Herkulease has the right answer.

 

[herkulease]

Originally posted by: KAMAZON
You nailed my question right on the head lol. I'm wondering WHY the 4 does not apply to the oxygen. It seems like if you're going to multiply the Hydrogen by 4, then why wouldn't you also have to apply that to the Oxygen since it is part of the same compound?

I apologize, this is a simple problem so I still don't see your confusion.

The 4 does multiple to the oxygen. You have 4 molecules of H2 which 8 total hydrogen atoms and 4 oxygen atoms.

Are you hung up on the explaination given maybe? Again I'm sorry, I'm not seeing your trouble.

My way of doing this would be you comparing each element one at a time from to right.

First balance, the carbon, then hydrogen, then oxygen.

that's exactly how the example does it too.

 

[TuxDave]

What's the problem.. the 4 does multiply into the oxygen.

Left Side
5O2 = 5x2 = 10 Oxygen

Right Side
3CO2+4H2O=3x2+4x1=10 Oxygen

 

[newParadigm]

Originally posted by: KAMAZON
Hello, I had this chemistry question that really taking a lot of my time and I can't really ask the teacher for too much help since it's kind of hard to really understand him. I wanted to see if anyone can help me out with this example:

http://www.brazosport.cc.tx.us/~chem/tutor/baleqn.html


Example 2:
Balance the following equation which shows the combustion (or burning) of propane:

C3H8 + O2 => CO2 + H2O

Solution 2:
There are 3 carbons on the left, but only 1 on the right. There are 8 hydrogens on the left, but only 2 on the right. There are 2 oxygens on the left, but 3 on the right.

Of the three atoms, carbon and hydrogen are the best to start with. We should save oxygen for last for two reasons. It appears by itself as the element on the left, and it appears in more than one place on the right.

Starting with carbon, we can put a 3 in front of CO2 on the right side to balance out the carbons. Likewise, we can put a 4 in front of H2O on the right side to balance the hydrogens.

C3H8 + O2 => 3 CO2 + 4 H2O

This gives us a total of 3 carbons on both sides, 8 hydrogens on both sides, 2 oxygens on the left and 10 oxygens on the right. To balance the oxygens, we put a 5 in front of O2 on the left side.

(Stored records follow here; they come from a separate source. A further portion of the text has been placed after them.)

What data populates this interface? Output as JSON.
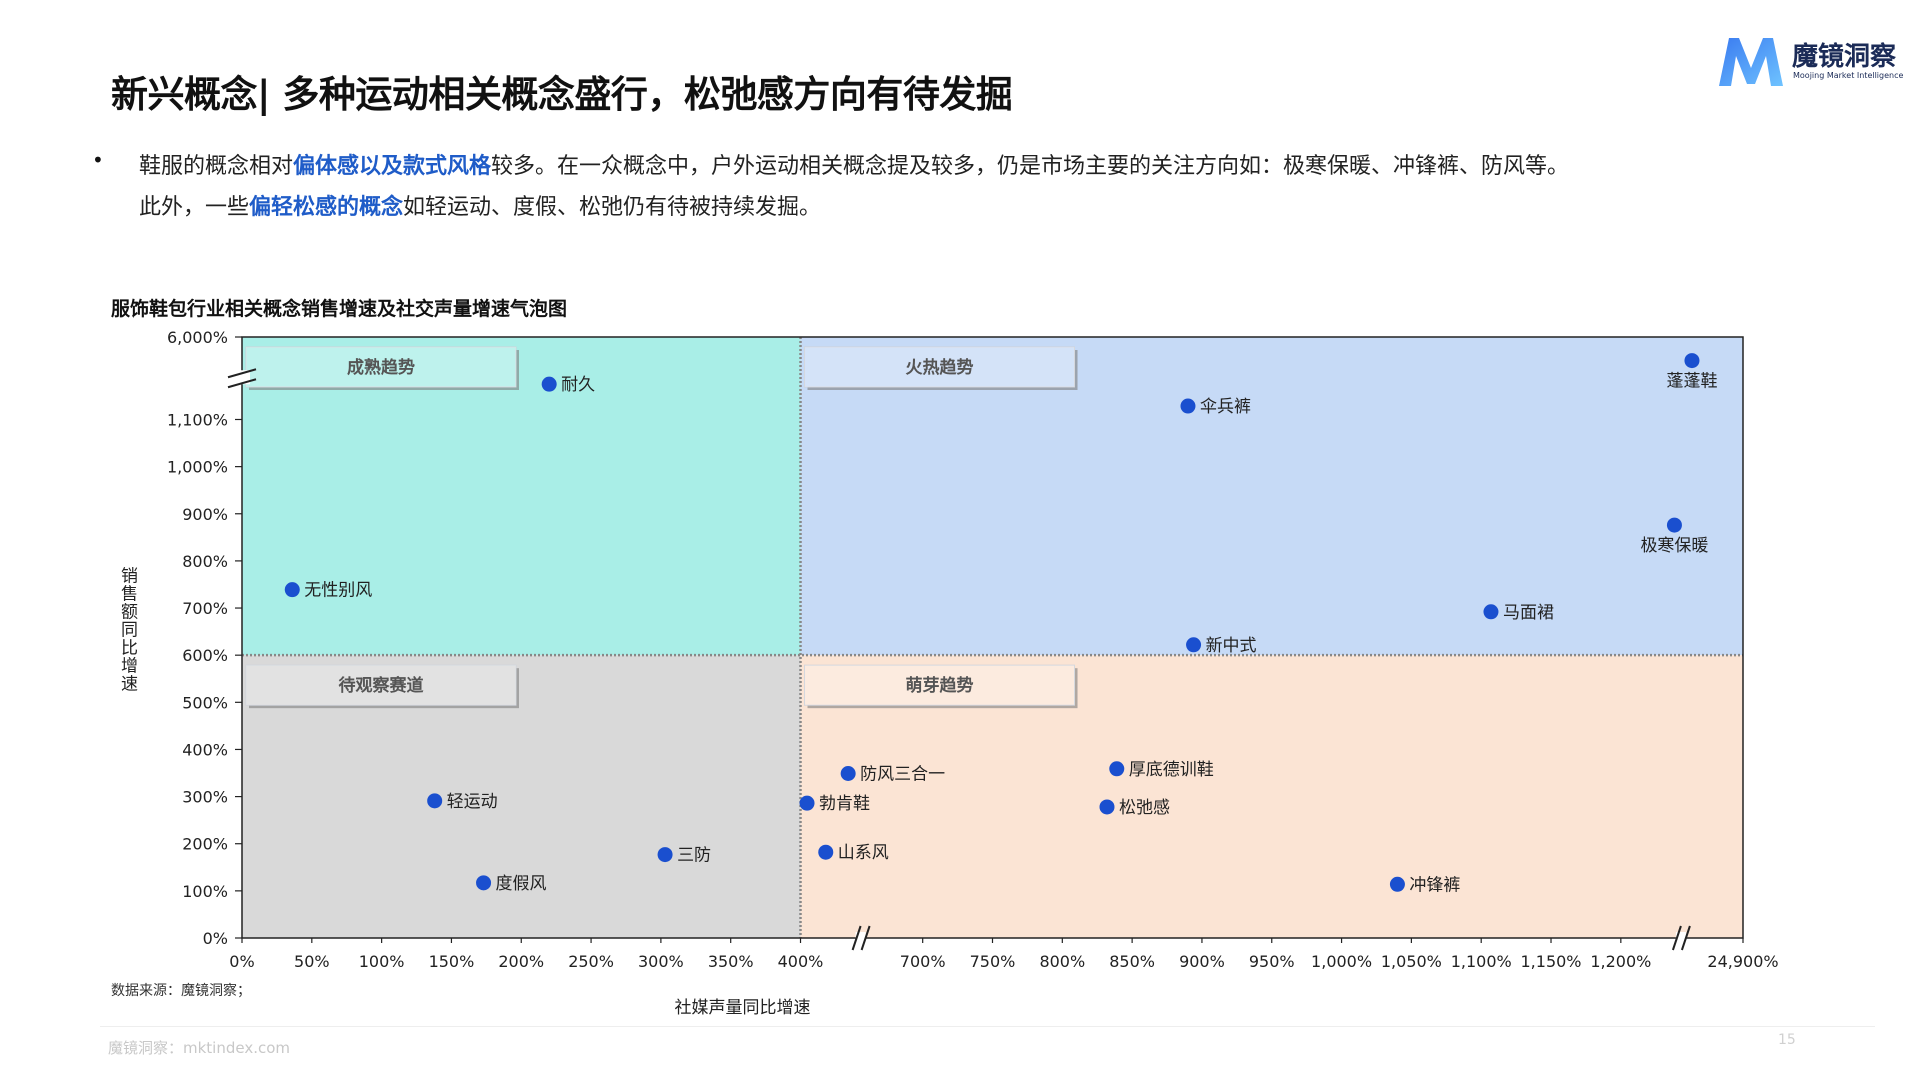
{
  "header": {
    "title": "新兴概念| 多种运动相关概念盛行，松弛感方向有待发掘",
    "logo_name": "魔镜洞察",
    "logo_tagline": "Moojing Market Intelligence"
  },
  "bullet": {
    "lines": [
      [
        {
          "text": "鞋服的概念相对",
          "emphasis": false
        },
        {
          "text": "偏体感以及款式风格",
          "emphasis": true
        },
        {
          "text": "较多。在一众概念中，户外运动相关概念提及较多，仍是市场主要的关注方向如：极寒保暖、冲锋裤、防风等。",
          "emphasis": false
        }
      ],
      [
        {
          "text": "此外，一些",
          "emphasis": false
        },
        {
          "text": "偏轻松感的概念",
          "emphasis": true
        },
        {
          "text": "如轻运动、度假、松弛仍有待被持续发掘。",
          "emphasis": false
        }
      ]
    ]
  },
  "chart_data": {
    "type": "scatter",
    "title": "服饰鞋包行业相关概念销售增速及社交声量增速气泡图",
    "x_label": "社媒声量同比增速",
    "y_label": "销售额同比增速",
    "color": "#1a4fcf",
    "labels": [
      "耐久",
      "蓬蓬鞋",
      "伞兵裤",
      "极寒保暖",
      "马面裙",
      "新中式",
      "无性别风",
      "防风三合一",
      "勃肯鞋",
      "山系风",
      "厚底德训鞋",
      "松弛感",
      "冲锋裤",
      "轻运动",
      "三防",
      "度假风"
    ],
    "x": [
      220,
      15000,
      890,
      11600,
      1107,
      894,
      36,
      517,
      416,
      462,
      839,
      832,
      1040,
      138,
      303,
      173
    ],
    "values": [
      3200,
      4600,
      1900,
      876,
      692,
      622,
      739,
      349,
      286,
      182,
      359,
      278,
      114,
      291,
      177,
      117
    ],
    "xlim": [
      0,
      24900
    ],
    "ylim": [
      0,
      6000
    ],
    "xticks": [
      {
        "value": 0,
        "label": "0%"
      },
      {
        "value": 50,
        "label": "50%"
      },
      {
        "value": 100,
        "label": "100%"
      },
      {
        "value": 150,
        "label": "150%"
      },
      {
        "value": 200,
        "label": "200%"
      },
      {
        "value": 250,
        "label": "250%"
      },
      {
        "value": 300,
        "label": "300%"
      },
      {
        "value": 350,
        "label": "350%"
      },
      {
        "value": 400,
        "label": "400%"
      },
      {
        "value": 700,
        "label": "700%"
      },
      {
        "value": 750,
        "label": "750%"
      },
      {
        "value": 800,
        "label": "800%"
      },
      {
        "value": 850,
        "label": "850%"
      },
      {
        "value": 900,
        "label": "900%"
      },
      {
        "value": 950,
        "label": "950%"
      },
      {
        "value": 1000,
        "label": "1,000%"
      },
      {
        "value": 1050,
        "label": "1,050%"
      },
      {
        "value": 1100,
        "label": "1,100%"
      },
      {
        "value": 1150,
        "label": "1,150%"
      },
      {
        "value": 1200,
        "label": "1,200%"
      },
      {
        "value": 24900,
        "label": "24,900%"
      }
    ],
    "yticks": [
      {
        "value": 0,
        "label": "0%"
      },
      {
        "value": 100,
        "label": "100%"
      },
      {
        "value": 200,
        "label": "200%"
      },
      {
        "value": 300,
        "label": "300%"
      },
      {
        "value": 400,
        "label": "400%"
      },
      {
        "value": 500,
        "label": "500%"
      },
      {
        "value": 600,
        "label": "600%"
      },
      {
        "value": 700,
        "label": "700%"
      },
      {
        "value": 800,
        "label": "800%"
      },
      {
        "value": 900,
        "label": "900%"
      },
      {
        "value": 1000,
        "label": "1,000%"
      },
      {
        "value": 1100,
        "label": "1,100%"
      },
      {
        "value": 6000,
        "label": "6,000%"
      }
    ],
    "quadrant_split": {
      "x": 400,
      "y": 600
    },
    "quadrants": [
      {
        "label": "成熟趋势",
        "color": "#a9eee7"
      },
      {
        "label": "火热趋势",
        "color": "#c6daf6"
      },
      {
        "label": "待观察赛道",
        "color": "#d9d9d9"
      },
      {
        "label": "萌芽趋势",
        "color": "#fbe4d4"
      }
    ]
  },
  "source": "数据来源：魔镜洞察；",
  "footer": "魔镜洞察：mktindex.com",
  "page_number": 15
}
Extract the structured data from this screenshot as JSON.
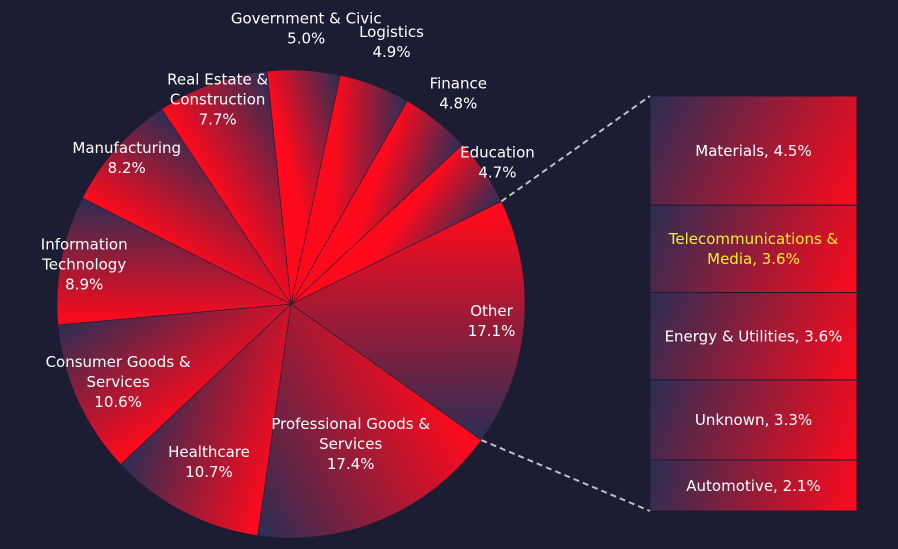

Ok i can see that you have to add 4 Hydrogen, but why does the 4 NOT multiply into the oxygen? Isn't the distribution property supposed to be used on this and if not, why not? Any clarification is greatly appreciated. Thanks.

It does. There should be a coefficient of 5 infront of the O2 on the left, but it looks as if due to a type (either from the book or you) its missing. Its stated in the description in the bolded part below.

This gives us a total of 3 carbons on both sides, 8 hydrogens on both sides, 2 oxygens on the left and 10 oxygens on the right. To balance the oxygens, we put a 5 in front of O2 on the left side.